The failure rates tell the story. MIT found that purchased AI tools from specialized vendors succeed approximately 67% of the time, but internal builds succeed only one-third as often. That is because vendors build products, not "AI" — they solve specific problems with well-scoped functionality. The companies failing at 95% aren't failing at technology. They're failing at scoping, right??
As Andrew Ng said in December 2025: "The tricky thing about AI is that it is amazing and it is also highly limited." And Gary Marcus has been warning since 2018 that these systems are "brittle, greedy, opaque, and shallow" — and that "generalizations are never complete." The hype doesn't help. It hurts.
## The Counter-Argument: "But AI Really Is Powerful"
And yes — the obvious counter-argument is that AI genuinely works. It does. GPT-4 passes the bar exam. AlphaFold predicted protein structures that took decades of lab work. GitHub Copilot generates production code. Nobody serious is claiming the technology is fake.
But that's exactly the point. The technology is real — and powerful enough that it doesn't need inflated terminology to sell it. When you strip the marketing language and describe what these systems actually do, they're still impressive. An API call that routes context through a language model and takes an action?? That's a genuine engineering achievement. You don't need to call it "autonomous intelligence" to make it valuable. The inflation isn't protecting AI — it's undermining it by setting expectations no system can meet.

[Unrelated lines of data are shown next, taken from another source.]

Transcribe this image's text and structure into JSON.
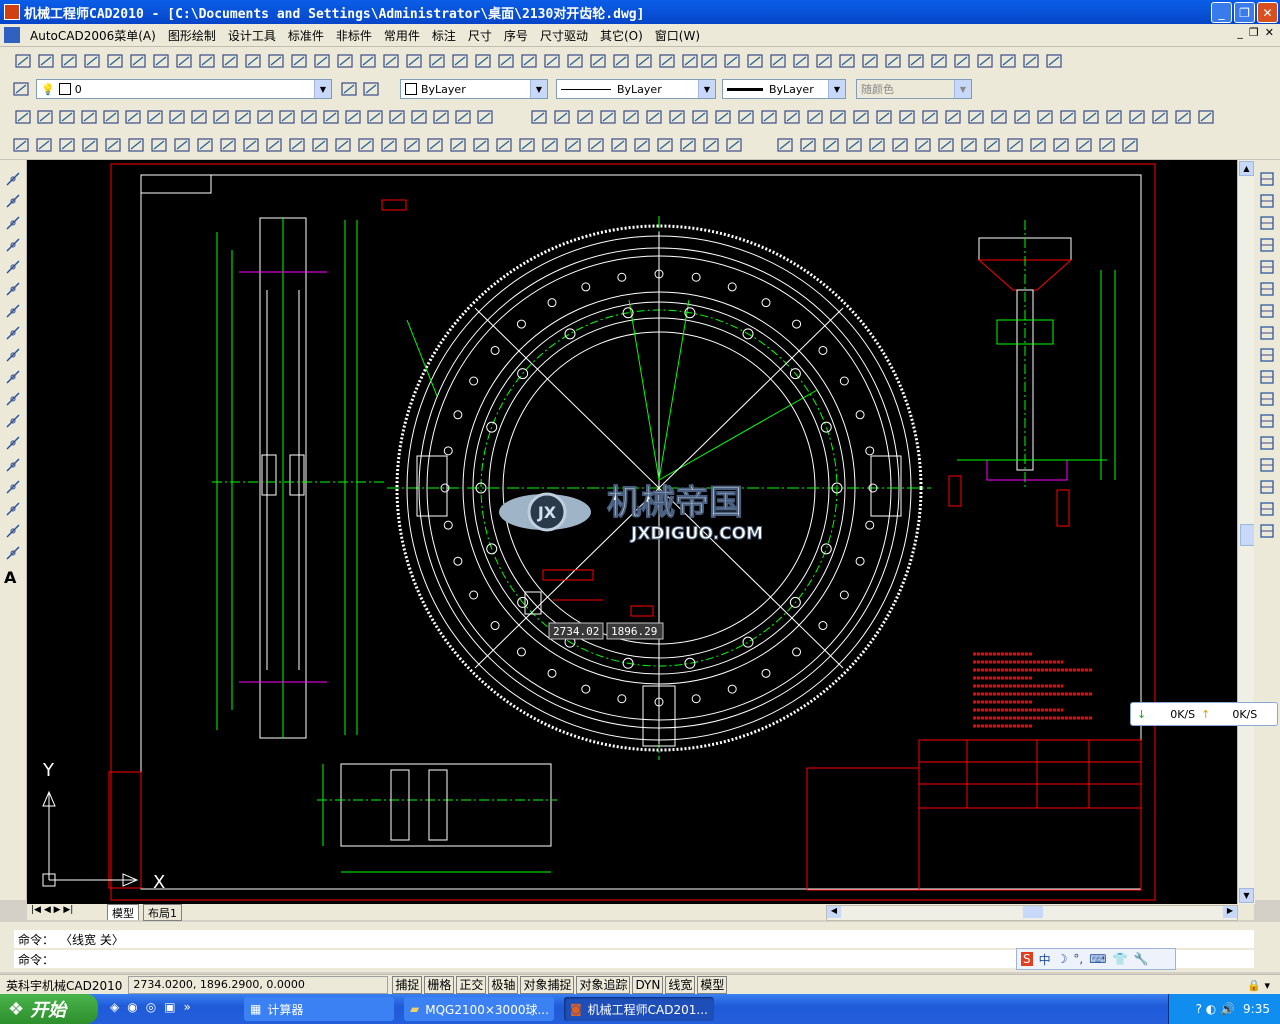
{
  "window": {
    "title": "机械工程师CAD2010 - [C:\\Documents and Settings\\Administrator\\桌面\\2130对开齿轮.dwg]"
  },
  "menu": {
    "items": [
      "AutoCAD2006菜单(A)",
      "图形绘制",
      "设计工具",
      "标准件",
      "非标件",
      "常用件",
      "标注",
      "尺寸",
      "序号",
      "尺寸驱动",
      "其它(O)",
      "窗口(W)"
    ]
  },
  "layers": {
    "current_layer": "0",
    "color": "ByLayer",
    "linetype": "ByLayer",
    "lineweight": "ByLayer",
    "plotstyle": "随颜色"
  },
  "canvas": {
    "watermark_cn": "机械帝国",
    "watermark_en": "JXDIGUO.COM",
    "coord_x_tooltip": "2734.02",
    "coord_y_tooltip": "1896.29",
    "ucs_y": "Y",
    "ucs_x": "X"
  },
  "tabs": {
    "model": "模型",
    "layout1": "布局1"
  },
  "command": {
    "line1_label": "命令：",
    "line1_text": "〈线宽 关〉",
    "line2_label": "命令："
  },
  "status": {
    "app": "英科宇机械CAD2010",
    "coords": "2734.0200, 1896.2900, 0.0000",
    "buttons": [
      "捕捉",
      "栅格",
      "正交",
      "极轴",
      "对象捕捉",
      "对象追踪",
      "DYN",
      "线宽",
      "模型"
    ]
  },
  "netspeed": {
    "down": "0K/S",
    "up": "0K/S"
  },
  "ime": {
    "label": "中"
  },
  "taskbar": {
    "start": "开始",
    "tasks": [
      "计算器",
      "MQG2100×3000球...",
      "机械工程师CAD201..."
    ],
    "clock": "9:35"
  },
  "colors": {
    "titlebar": "#0a5ee8",
    "canvas_bg": "#000000",
    "cad_green": "#00ff00",
    "cad_white": "#ffffff",
    "cad_red": "#ff0000",
    "cad_magenta": "#ff00ff",
    "cad_yellow": "#ffff00"
  }
}
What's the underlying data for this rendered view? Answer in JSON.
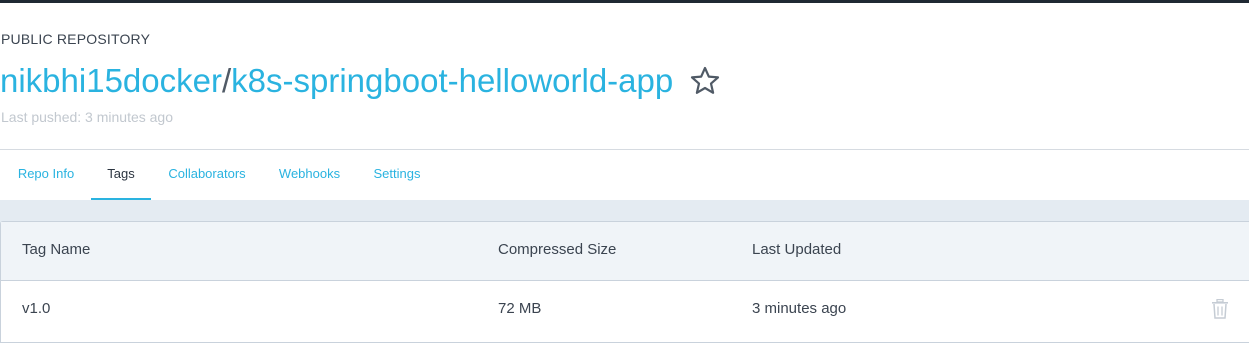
{
  "repository": {
    "visibility": "PUBLIC REPOSITORY",
    "namespace": "nikbhi15docker",
    "separator": "/",
    "name": "k8s-springboot-helloworld-app",
    "last_pushed": "Last pushed: 3 minutes ago",
    "star_icon": "star-outline-icon"
  },
  "tabs": [
    {
      "label": "Repo Info",
      "active": false
    },
    {
      "label": "Tags",
      "active": true
    },
    {
      "label": "Collaborators",
      "active": false
    },
    {
      "label": "Webhooks",
      "active": false
    },
    {
      "label": "Settings",
      "active": false
    }
  ],
  "tags_table": {
    "columns": [
      "Tag Name",
      "Compressed Size",
      "Last Updated"
    ],
    "rows": [
      {
        "tag": "v1.0",
        "size": "72 MB",
        "updated": "3 minutes ago",
        "action_icon": "trash-icon"
      }
    ]
  },
  "colors": {
    "accent": "#2ab3e0",
    "text": "#3b4450",
    "muted": "#c2c8cf",
    "content_bg": "#e4ebf2"
  }
}
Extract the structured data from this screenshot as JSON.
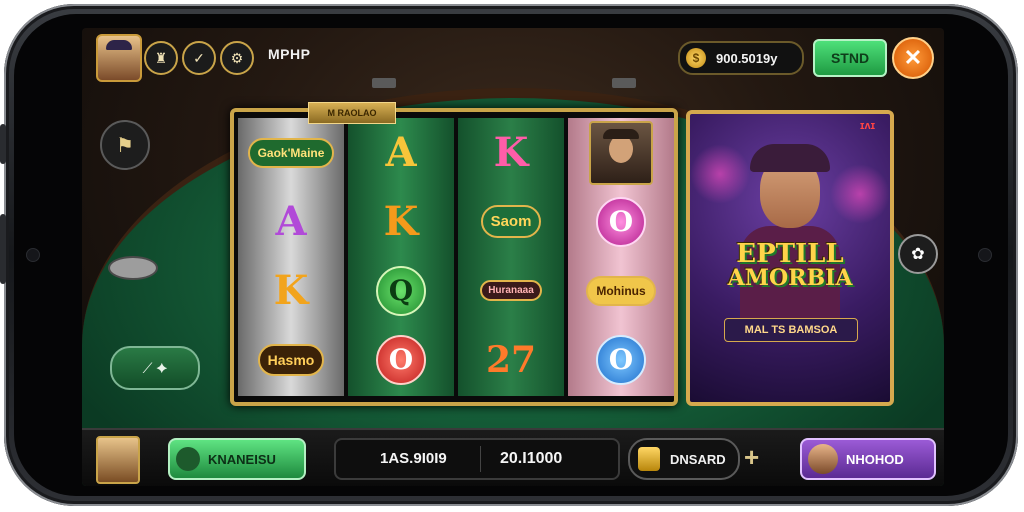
{
  "topbar": {
    "title": "MPHP",
    "coins": "900.5019y",
    "store_label": "STND",
    "close_icon": "✕"
  },
  "reels": {
    "banner_text": "M RAOLAO",
    "col1": [
      "Gaok'Maine",
      "A",
      "K",
      "Hasmo"
    ],
    "col2": [
      "A",
      "K",
      "Q",
      "O"
    ],
    "col3": [
      "K",
      "Saom",
      "Huranaaa",
      "27"
    ],
    "col4": [
      "",
      "O",
      "Mohinus",
      "O"
    ]
  },
  "feature": {
    "title_line1": "EPTILL",
    "title_line2": "AMORBIA",
    "subtitle": "MAL TS BAMSOA",
    "badge": "ɪʌɪ"
  },
  "bottombar": {
    "green_label": "KNANEISU",
    "stat1": "1AS.9I0I9",
    "stat2": "20.I1000",
    "board_label": "DNSARD",
    "plus_icon": "+",
    "purple_label": "NHOHOD"
  },
  "colors": {
    "felt": "#1f7a4a",
    "gold": "#c9a449",
    "store_green": "#4ee07a",
    "close_orange": "#ff9b3a",
    "purple": "#9b5bd6"
  }
}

## The Jargon-to-Reality Decoder
In a nutshell — here's my framework for cutting through the noise:
| Marketing Term | What It Actually Is | One-Line Reality |
|----------------|-------------------|------------------|
| AI Agent | API call + context + goal | A loop with an LLM call |
| RAG | Search + paste into prompt | Document retrieval before generation |
| Reasoning | Next-token prediction | Statistical pattern matching |
| Autonomous AI | Automation + conditional logic | Decision tree with LLM at branch points |
| Neural Network | Weighted averages through layers | Parameter optimization via gradient descent |
I'm starting a series called "Cutting Through the Noise" where I'll decode one overhyped AI term per week. Not to dismiss AI — it's genuinely powerful. But to separate the mechanism from the marketing.
## Your Turn
What's the one AI term that confused you the most when you first encountered it?? And more importantly — when you learned what it actually does, did it change how you used it??
I'm betting most of the confusion isn't about complexity. It's about inflation.